At three am, after much roaming and judging and searching, I wanted to pick one up, not because I wanted to have sex with him, but to complete the night and experience how picking one up is done.  It was very easy pala.  I sidled up to a particularly good looking one (actually I really felt sorry for him).

“Are you free”, I asked
“Yeah” he said simply.
So this is easy, “for how much”
“P500.00”

I don’t know if that’s expensive or what, I don’t know how to do it right, but I felt I had to bargain…until we came to a price both agreeable to us.  And yes, I did it again.

At five am, sore as I was, tired and quite groggy, I finally went home. I was quite in a high mood with all the things I did.  Did I really do those things?  So what now?  I did what a typical gay would do…was this it?

At least, the physical craving for a man was satisfied.  Imagine, doing it with three men all in one day.  Oh yeah, don’t worry, I was a responsible gay.  I know safe sex.  This much I learned early on that STD, HIV and AIDS are passed on more easily in sexual encounters.  I came out and did things never in my whole life I will do.  And what did I learn?  Will I go back to those places?  Was my curiosity satisfied?  How do I view the homosexuals, how do I see myself now? 

I learn that gays are people too, with various personalities and characters that are admired and despised.  There are so many things to understand about homosexuality, and I am just beginning to learn and accept this.  Sex is more meaningful if this is not only a body part inserted into another body part as Dr. Holmes would say.  Being gay is not all about sex.  Sex is not enough.  I have to experience these things to take away the cobwebs that blinds me about my understanding of homosexuality.  Gays are misunderstood.  Not all gays are like the parlor-screaming type.  There are lots of gays out there who are decent, who contributes to the well-being of the society.  There are doctors, teachers, lawyers, businessmen, computer engineers and more.  There are family men, they might be your brother, your cousin, your favorite actor.  They are people too.  Like me, some of them are afraid to come out because of the labels that might be put to them.  They try to live their lives as normally as possible, and me…am trying to do just that.

Yes, indeed I am gay but I am not ready to be one.  I am comfortable with who I am, I don’t need to shout to the world I am gay.  Guess I am not really ready to shout “Hey, it’s me, I am gay and proud of it.”  Let people judge me, but hey, they don’t feed me.  Yes I am gay, and I will do my best to be myself and let this be my strength.  But you know, at this point, ladlad is really not for me yet. 
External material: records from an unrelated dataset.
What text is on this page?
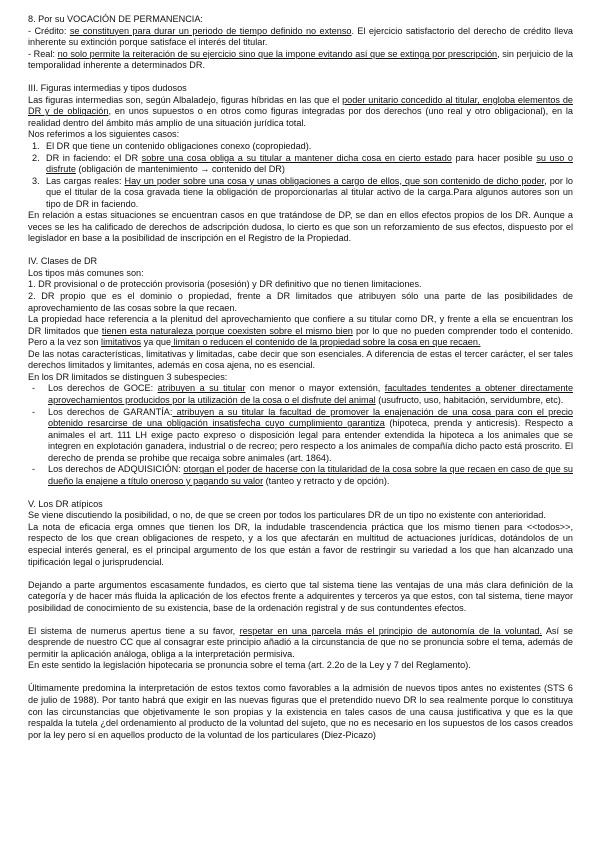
8. Por su VOCACIÓN DE PERMANENCIA:

- Crédito: se constituyen para durar un periodo de tiempo definido no extenso. El ejercicio satisfactorio del derecho de crédito lleva inherente su extinción porque satisface el interés del titular.

- Real: no solo permite la reiteración de su ejercicio sino que la impone evitando así que se extinga por prescripción, sin perjuicio de la temporalidad inherente a determinados DR.

III. Figuras intermedias y tipos dudosos

Las figuras intermedias son, según Albaladejo, figuras híbridas en las que el poder unitario concedido al titular, engloba elementos de DR y de obligación, en unos supuestos o en otros como figuras integradas por dos derechos (uno real y otro obligacional), en la realidad dentro del ámbito más amplio de una situación jurídica total.

Nos referimos a los siguientes casos:

1. El DR que tiene un contenido obligaciones conexo (copropiedad).
2. DR in faciendo: el DR sobre una cosa obliga a su titular a mantener dicha cosa en cierto estado para hacer posible su uso o disfrute (obligación de mantenimiento → contenido del DR)
3. Las cargas reales: Hay un poder sobre una cosa y unas obligaciones a cargo de ellos, que son contenido de dicho poder, por lo que el titular de la cosa gravada tiene la obligación de proporcionarlas al titular activo de la carga.Para algunos autores son un tipo de DR in faciendo.

En relación a estas situaciones se encuentran casos en que tratándose de DP, se dan en ellos efectos propios de los DR. Aunque a veces se les ha calificado de derechos de adscripción dudosa, lo cierto es que son un reforzamiento de sus efectos, dispuesto por el legislador en base a la posibilidad de inscripción en el Registro de la Propiedad.

IV. Clases de DR

Los tipos más comunes son:

1. DR provisional o de protección provisoria (posesión) y DR definitivo que no tienen limitaciones.

2. DR propio que es el dominio o propiedad, frente a DR limitados que atribuyen sólo una parte de las posibilidades de aprovechamiento de las cosas sobre la que recaen.

La propiedad hace referencia a la plenitud del aprovechamiento que confiere a su titular como DR, y frente a ella se encuentran los DR limitados que tienen esta naturaleza porque coexisten sobre el mismo bien por lo que no pueden comprender todo el contenido. Pero a la vez son limitativos ya que limitan o reducen el contenido de la propiedad sobre la cosa en que recaen.

De las notas características, limitativas y limitadas, cabe decir que son esenciales. A diferencia de estas el tercer carácter, el ser tales derechos limitados y limitantes, además en cosa ajena, no es esencial.

En los DR limitados se distinguen 3 subespecies:

-	Los derechos de GOCE: atribuyen a su titular con menor o mayor extensión, facultades tendentes a obtener directamente aprovechamientos producidos por la utilización de la cosa o el disfrute del animal (usufructo, uso, habitación, servidumbre, etc).
-	Los derechos de GARANTÍA: atribuyen a su titular la facultad de promover la enajenación de una cosa para con el precio obtenido resarcirse de una obligación insatisfecha cuyo cumplimiento garantiza (hipoteca, prenda y anticresis). Respecto a animales el art. 111 LH exige pacto expreso o disposición legal para entender extendida la hipoteca a los animales que se integren en explotación ganadera, industrial o de recreo; pero respecto a los animales de compañía dicho pacto está proscrito. El derecho de prenda se prohibe que recaiga sobre animales (art. 1864).
-	Los derechos de ADQUISICIÓN: otorgan el poder de hacerse con la titularidad de la cosa sobre la que recaen en caso de que su dueño la enajene a título oneroso y pagando su valor (tanteo y retracto y de opción).

V. Los DR atípicos

Se viene discutiendo la posibilidad, o no, de que se creen por todos los particulares DR de un tipo no existente con anterioridad.

La nota de eficacia erga omnes que tienen los DR, la indudable trascendencia práctica que los mismo tienen para <<todos>>, respecto de los que crean obligaciones de respeto, y a los que afectarán en multitud de actuaciones jurídicas, dotándolos de un especial interés general, es el principal argumento de los que están a favor de restringir su variedad a los que han alcanzado una tipificación legal o jurisprudencial.

Dejando a parte argumentos escasamente fundados, es cierto que tal sistema tiene las ventajas de una más clara definición de la categoría y de hacer más fluida la aplicación de los efectos frente a adquirentes y terceros ya que estos, con tal sistema, tiene mayor posibilidad de conocimiento de su existencia, base de la ordenación registral y de sus contundentes efectos.

El sistema de numerus apertus tiene a su favor, respetar en una parcela más el principio de autonomía de la voluntad. Así se desprende de nuestro CC que al consagrar este principio añadió a la circunstancia de que no se pronuncia sobre el tema, además de permitir la aplicación análoga, obliga a la interpretación permisiva.

En este sentido la legislación hipotecaria se pronuncia sobre el tema (art. 2.2o de la Ley y 7 del Reglamento).

Últimamente predomina la interpretación de estos textos como favorables a la admisión de nuevos tipos antes no existentes (STS 6 de julio de 1988). Por tanto habrá que exigir en las nuevas figuras que el pretendido nuevo DR lo sea realmente porque lo constituya con las circunstancias que objetivamente le son propias y la existencia en tales casos de una causa justificativa y que es la que respalda la tutela ¿del ordenamiento al producto de la voluntad del sujeto, que no es necesario en los supuestos de los casos creados por la ley pero sí en aquellos producto de la voluntad de los particulares (Diez-Picazo)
My 24 hour experience is not enough to be really sure, to be really ready.  One day does not make me strong to face the public.  I know I would be facing lots of questions and criticisms.  My family will not understand.  I may lose some or most of my friends.  Emotionally, I am just coming to terms with myself.  I haven’t yet reconciled my mind and my heart with my sexuality.  Professionally, people at work may evaluate me in terms of my sexuality.  But most of all, I am afraid.  I am afraid that no one will get to love me and be my friend once they got to know who I really am.  My family may disown me.  I may lose my job.  But above all and most importantly, I don’t like to lose myself.
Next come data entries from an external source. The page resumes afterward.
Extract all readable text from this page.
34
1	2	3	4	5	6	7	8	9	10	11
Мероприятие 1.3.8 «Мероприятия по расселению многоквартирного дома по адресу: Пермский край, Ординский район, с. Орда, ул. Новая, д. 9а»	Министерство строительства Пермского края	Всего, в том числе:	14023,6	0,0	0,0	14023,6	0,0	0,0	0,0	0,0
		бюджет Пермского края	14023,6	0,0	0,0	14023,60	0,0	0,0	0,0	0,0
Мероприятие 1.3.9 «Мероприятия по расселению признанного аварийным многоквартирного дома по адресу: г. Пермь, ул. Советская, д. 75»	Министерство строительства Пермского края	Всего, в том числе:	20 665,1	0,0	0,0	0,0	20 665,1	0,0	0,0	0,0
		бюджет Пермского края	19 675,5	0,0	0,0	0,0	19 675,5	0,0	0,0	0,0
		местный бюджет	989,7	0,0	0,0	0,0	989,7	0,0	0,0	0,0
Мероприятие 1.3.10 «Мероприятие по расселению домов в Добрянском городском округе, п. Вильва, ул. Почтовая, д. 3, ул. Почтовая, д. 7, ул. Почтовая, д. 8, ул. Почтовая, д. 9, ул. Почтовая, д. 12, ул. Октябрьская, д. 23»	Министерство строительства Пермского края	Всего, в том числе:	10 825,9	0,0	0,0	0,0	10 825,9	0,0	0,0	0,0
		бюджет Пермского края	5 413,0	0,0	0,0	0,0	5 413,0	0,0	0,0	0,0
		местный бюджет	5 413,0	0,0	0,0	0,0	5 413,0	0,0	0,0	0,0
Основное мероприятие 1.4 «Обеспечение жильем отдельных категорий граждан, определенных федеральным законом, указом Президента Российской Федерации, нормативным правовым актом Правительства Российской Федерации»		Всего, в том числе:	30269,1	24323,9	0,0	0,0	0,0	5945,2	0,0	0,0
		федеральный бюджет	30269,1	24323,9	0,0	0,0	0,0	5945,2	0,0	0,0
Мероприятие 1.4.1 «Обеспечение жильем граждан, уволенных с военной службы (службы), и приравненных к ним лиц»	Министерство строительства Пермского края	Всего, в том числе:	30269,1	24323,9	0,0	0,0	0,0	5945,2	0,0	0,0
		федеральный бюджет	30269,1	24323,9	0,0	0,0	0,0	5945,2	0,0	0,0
My 24-hour experience happened fifteen years ago. Since that day, there was never a need to publicly come out. I realized that in today’s technological age, despite the traditional culture I was brought in, the society’s acceptance need not be blatant.  I never came out to my family but over the years, I know they know that I know they know that I am gay and it has never been an issue. I have brought guys home, been in relationships and my family as treated me the same as before. At work, I have been to different companies where my gayness is an advantage.
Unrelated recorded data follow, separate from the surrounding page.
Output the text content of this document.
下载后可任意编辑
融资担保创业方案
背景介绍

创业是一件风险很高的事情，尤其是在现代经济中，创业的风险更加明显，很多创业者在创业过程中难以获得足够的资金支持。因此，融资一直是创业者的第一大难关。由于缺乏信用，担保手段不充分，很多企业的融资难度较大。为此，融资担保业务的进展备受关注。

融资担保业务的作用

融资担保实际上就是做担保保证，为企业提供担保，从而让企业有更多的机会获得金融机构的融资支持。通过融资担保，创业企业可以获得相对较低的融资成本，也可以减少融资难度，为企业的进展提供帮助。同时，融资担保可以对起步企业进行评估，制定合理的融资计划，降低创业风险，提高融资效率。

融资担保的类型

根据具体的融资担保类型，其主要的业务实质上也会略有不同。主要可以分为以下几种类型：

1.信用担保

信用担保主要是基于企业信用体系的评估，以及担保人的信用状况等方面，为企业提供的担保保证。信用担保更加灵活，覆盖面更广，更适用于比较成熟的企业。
In the end, I may have been fortunate not to experience the discrimination others of my same orientation experienced. At the very least, I am glad that I am accepted not for what I do or who I prefer to have sex with, I am accepted for who I am. My value as a person is not dependent on what other people may perceive me to be, it is how I put value to myself. And that is how, and most importantly, I never lose myself.